Dans le procès de la propagation du Covid 19 au Bénin, les autorités centrales viennent de suggérer deux nouveaux suspects à l’opinion publique.

Le manège vise à desserrer l’étau autour de l’accusé principal, les élections communales du 17 mai 2020 organisées dans le pays pendant que le virus s’y trouvait déjà en villégiature au point de nécessiter l’isolement d’une quinzaine de communes durant plusieurs jours. Les deux nouveaux suspects jetés à la vindicte populaire s’appellent fraîcheur et humidité. Si cela continue, les inondations pourraient se voir à leur tour pointées de l’index. Les églises elles, vont dire ouf ! Les gros soupçons qui semblaient planer sur leurs toits s’en trouvent levés. Amen !

Lorsque le ministre béninois de la santé M. Benjamin Hounkpatin vient à la télévision se fendre de conjectures pour minimiser des évidences scientifiques, il nous conduit tout droit au bord du gouffre. Il n’y a aucune preuve communément admise aujourd’hui que le froid favorise la propagation du nouveau Coronavirus, étant entendu que celui-ci ne prolifère pas à l’éxtérieur de l’organisme.
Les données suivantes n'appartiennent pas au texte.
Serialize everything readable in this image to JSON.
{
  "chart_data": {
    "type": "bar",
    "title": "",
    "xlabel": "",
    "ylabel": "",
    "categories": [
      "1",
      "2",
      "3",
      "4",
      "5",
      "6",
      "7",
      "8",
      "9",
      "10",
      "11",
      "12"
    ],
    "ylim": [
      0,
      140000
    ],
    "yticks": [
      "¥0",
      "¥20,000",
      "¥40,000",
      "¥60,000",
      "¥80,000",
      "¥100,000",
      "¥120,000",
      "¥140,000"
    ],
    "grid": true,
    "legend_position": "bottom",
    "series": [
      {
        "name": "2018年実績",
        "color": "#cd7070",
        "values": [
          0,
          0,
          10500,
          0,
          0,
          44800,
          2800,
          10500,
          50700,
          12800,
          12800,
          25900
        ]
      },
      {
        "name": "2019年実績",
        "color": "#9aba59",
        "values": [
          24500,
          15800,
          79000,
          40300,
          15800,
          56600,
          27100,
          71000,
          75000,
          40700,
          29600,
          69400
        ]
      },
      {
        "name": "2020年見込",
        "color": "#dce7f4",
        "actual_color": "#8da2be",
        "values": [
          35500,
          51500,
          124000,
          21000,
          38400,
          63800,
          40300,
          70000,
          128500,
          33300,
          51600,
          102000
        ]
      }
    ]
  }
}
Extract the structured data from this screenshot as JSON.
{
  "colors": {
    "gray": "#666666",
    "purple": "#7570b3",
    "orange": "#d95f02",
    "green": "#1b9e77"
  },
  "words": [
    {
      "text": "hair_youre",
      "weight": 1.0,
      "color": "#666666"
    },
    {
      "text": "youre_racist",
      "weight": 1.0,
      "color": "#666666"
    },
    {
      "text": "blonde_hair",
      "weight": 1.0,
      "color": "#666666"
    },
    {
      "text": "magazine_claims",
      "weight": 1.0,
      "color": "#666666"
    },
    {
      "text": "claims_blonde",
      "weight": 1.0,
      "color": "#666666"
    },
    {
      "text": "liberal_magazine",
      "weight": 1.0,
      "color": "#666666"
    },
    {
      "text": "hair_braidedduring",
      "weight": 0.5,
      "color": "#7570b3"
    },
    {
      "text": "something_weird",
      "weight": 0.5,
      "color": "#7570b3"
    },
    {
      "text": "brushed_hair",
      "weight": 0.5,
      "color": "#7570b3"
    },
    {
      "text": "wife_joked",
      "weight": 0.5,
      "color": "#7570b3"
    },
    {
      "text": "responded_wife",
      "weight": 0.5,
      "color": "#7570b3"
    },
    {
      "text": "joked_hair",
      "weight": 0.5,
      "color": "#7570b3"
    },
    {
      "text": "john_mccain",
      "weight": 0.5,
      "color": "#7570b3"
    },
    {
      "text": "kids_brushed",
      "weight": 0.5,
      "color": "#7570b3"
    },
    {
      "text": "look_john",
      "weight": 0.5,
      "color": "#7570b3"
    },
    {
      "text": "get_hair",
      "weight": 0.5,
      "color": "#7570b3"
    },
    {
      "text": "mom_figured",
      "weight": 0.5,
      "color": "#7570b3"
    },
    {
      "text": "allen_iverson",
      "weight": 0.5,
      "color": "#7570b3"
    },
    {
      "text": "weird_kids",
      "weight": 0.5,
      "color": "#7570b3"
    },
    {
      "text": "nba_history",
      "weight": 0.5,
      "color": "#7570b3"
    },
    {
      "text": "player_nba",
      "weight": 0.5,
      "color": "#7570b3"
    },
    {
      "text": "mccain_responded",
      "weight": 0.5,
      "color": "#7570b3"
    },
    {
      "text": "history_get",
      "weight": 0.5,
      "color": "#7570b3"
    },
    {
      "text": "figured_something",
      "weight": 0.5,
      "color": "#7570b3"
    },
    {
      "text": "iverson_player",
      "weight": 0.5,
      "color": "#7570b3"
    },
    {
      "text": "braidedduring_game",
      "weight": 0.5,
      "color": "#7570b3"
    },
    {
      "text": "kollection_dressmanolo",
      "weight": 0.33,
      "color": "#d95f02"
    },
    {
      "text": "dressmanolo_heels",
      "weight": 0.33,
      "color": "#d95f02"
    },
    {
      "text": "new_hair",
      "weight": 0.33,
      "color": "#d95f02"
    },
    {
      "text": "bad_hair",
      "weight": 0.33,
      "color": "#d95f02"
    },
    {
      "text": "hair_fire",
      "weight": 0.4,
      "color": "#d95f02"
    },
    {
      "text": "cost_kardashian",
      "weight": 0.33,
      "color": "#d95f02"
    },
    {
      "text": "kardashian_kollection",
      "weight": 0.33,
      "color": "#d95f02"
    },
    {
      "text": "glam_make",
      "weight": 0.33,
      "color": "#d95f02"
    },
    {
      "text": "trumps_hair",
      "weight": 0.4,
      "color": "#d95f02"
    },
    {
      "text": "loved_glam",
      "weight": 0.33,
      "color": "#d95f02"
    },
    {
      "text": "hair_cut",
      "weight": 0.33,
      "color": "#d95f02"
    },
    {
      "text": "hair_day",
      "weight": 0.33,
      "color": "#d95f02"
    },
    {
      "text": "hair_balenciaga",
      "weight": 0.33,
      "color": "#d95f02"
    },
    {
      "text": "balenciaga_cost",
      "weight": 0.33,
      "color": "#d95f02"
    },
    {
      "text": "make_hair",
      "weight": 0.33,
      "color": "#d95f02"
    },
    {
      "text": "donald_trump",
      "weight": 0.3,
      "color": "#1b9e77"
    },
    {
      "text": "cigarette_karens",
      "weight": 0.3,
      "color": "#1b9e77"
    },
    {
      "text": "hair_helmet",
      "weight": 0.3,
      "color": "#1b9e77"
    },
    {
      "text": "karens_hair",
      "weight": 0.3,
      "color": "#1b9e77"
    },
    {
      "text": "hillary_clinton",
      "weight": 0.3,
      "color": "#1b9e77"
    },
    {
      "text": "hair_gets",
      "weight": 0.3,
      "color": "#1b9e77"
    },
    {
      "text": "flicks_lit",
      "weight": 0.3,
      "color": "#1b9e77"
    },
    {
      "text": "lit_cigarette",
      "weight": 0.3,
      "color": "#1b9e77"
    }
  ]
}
À peine a-t-on supputé autour de la probabilité que la fraîcheur lui permette de vivre un peu plus longtemps à l’air libre. Le cas échéant, elle ne le rend pas plus virulent/contagieux ni le contact entre les Hommes ou le contact avec des objets/espaces infectés plus dangereux qu’en temps de sécheresse ou de chaleur, en l’absence des précautions d’usage.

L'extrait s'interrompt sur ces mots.